An airline wants to lock in jet fuel prices for the next 15 months. A swap lets them agree a fixed price today. At each settlement date, the market price is compared to the fixed price and the difference is paid. This page shows how the fair fixed price is found and what happens at settlement.

Weighted average Fair fixed price
Future prices Chart shows curve
Fixed vs market Net at settlement
Up or down slope Curve shape

What is a swap?

An airline needs jet fuel in 3, 9, and 15 months. Instead of guessing future prices, it agrees a fixed price today with a swap dealer.

At each settlement date, the market price is compared to the fixed price. If the market is higher, the airline receives the difference. If lower, it pays. Either way, the airline knows its effective cost upfront.

How is the fair fixed price found?

The fair fixed price is a weighted average of the future prices at each date.
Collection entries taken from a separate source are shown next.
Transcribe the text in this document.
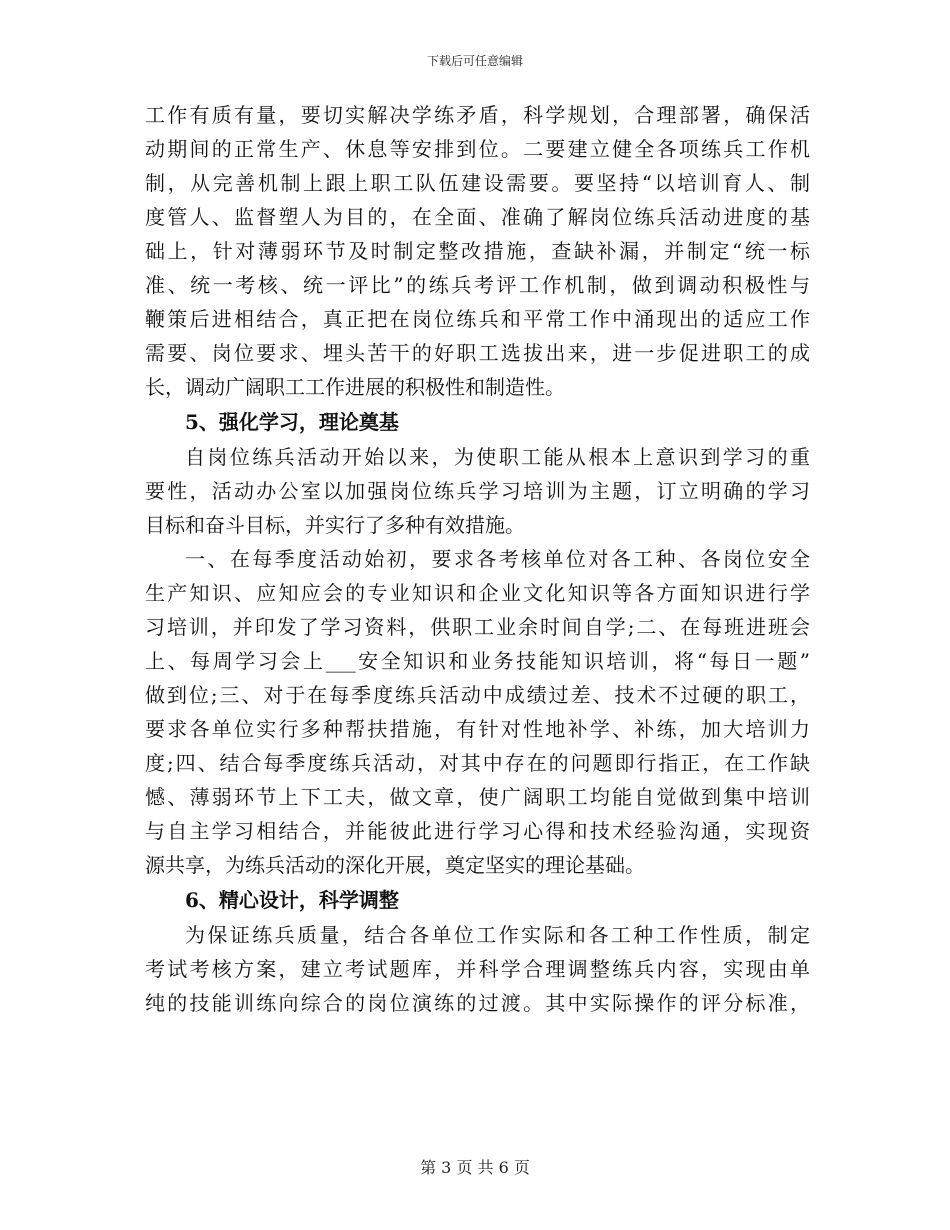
下载后可任意编辑
工作有质有量，要切实解决学练矛盾，科学规划，合理部署，确保活
动期间的正常生产、休息等安排到位。二要建立健全各项练兵工作机
制，从完善机制上跟上职工队伍建设需要。要坚持“以培训育人、制
度管人、监督塑人为目的，在全面、准确了解岗位练兵活动进度的基
础上，针对薄弱环节及时制定整改措施，查缺补漏，并制定“统一标
准、统一考核、统一评比”的练兵考评工作机制，做到调动积极性与
鞭策后进相结合，真正把在岗位练兵和平常工作中涌现出的适应工作
需要、岗位要求、埋头苦干的好职工选拔出来，进一步促进职工的成
长，调动广阔职工工作进展的积极性和制造性。
5、强化学习，理论奠基
自岗位练兵活动开始以来，为使职工能从根本上意识到学习的重
要性，活动办公室以加强岗位练兵学习培训为主题，订立明确的学习
目标和奋斗目标，并实行了多种有效措施。
一、在每季度活动始初，要求各考核单位对各工种、各岗位安全
生产知识、应知应会的专业知识和企业文化知识等各方面知识进行学
习培训，并印发了学习资料，供职工业余时间自学;二、在每班进班会
上、每周学习会上___安全知识和业务技能知识培训，将“每日一题”
做到位;三、对于在每季度练兵活动中成绩过差、技术不过硬的职工，
要求各单位实行多种帮扶措施，有针对性地补学、补练，加大培训力
度;四、结合每季度练兵活动，对其中存在的问题即行指正，在工作缺
憾、薄弱环节上下工夫，做文章，使广阔职工均能自觉做到集中培训
与自主学习相结合，并能彼此进行学习心得和技术经验沟通，实现资
源共享，为练兵活动的深化开展，奠定坚实的理论基础。
6、精心设计，科学调整
为保证练兵质量，结合各单位工作实际和各工种工作性质，制定
考试考核方案，建立考试题库，并科学合理调整练兵内容，实现由单
纯的技能训练向综合的岗位演练的过渡。其中实际操作的评分标准，
第 3 页 共 6 页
We use volume and a discount factor (what future cash is worth today) to weight each date.

In plain language (one line)
Fixed price = (Sum of Volume times Futures price times Discount factor) divided by (Sum of Volume times Discount factor)

Dates with more volume and nearer dates get more weight. Change the inputs on the right to see the result update.

What happens at settlement?

Dealer receives: Volume times Fixed price (what was agreed).

Airline receives: Volume times Market price (what the fuel actually costs).

Net to airline: The difference. If market price is above fixed, airline gains. If below, airline pays. The chart on the right shows this flow.

Curve shape: up or down?

If future prices rise over time (3 mo cheaper, 15 mo dearer), the curve slopes up — this is contango. If they fall over time, it slopes down — backwardation. The fair fixed price sits somewhere in the middle of the curve.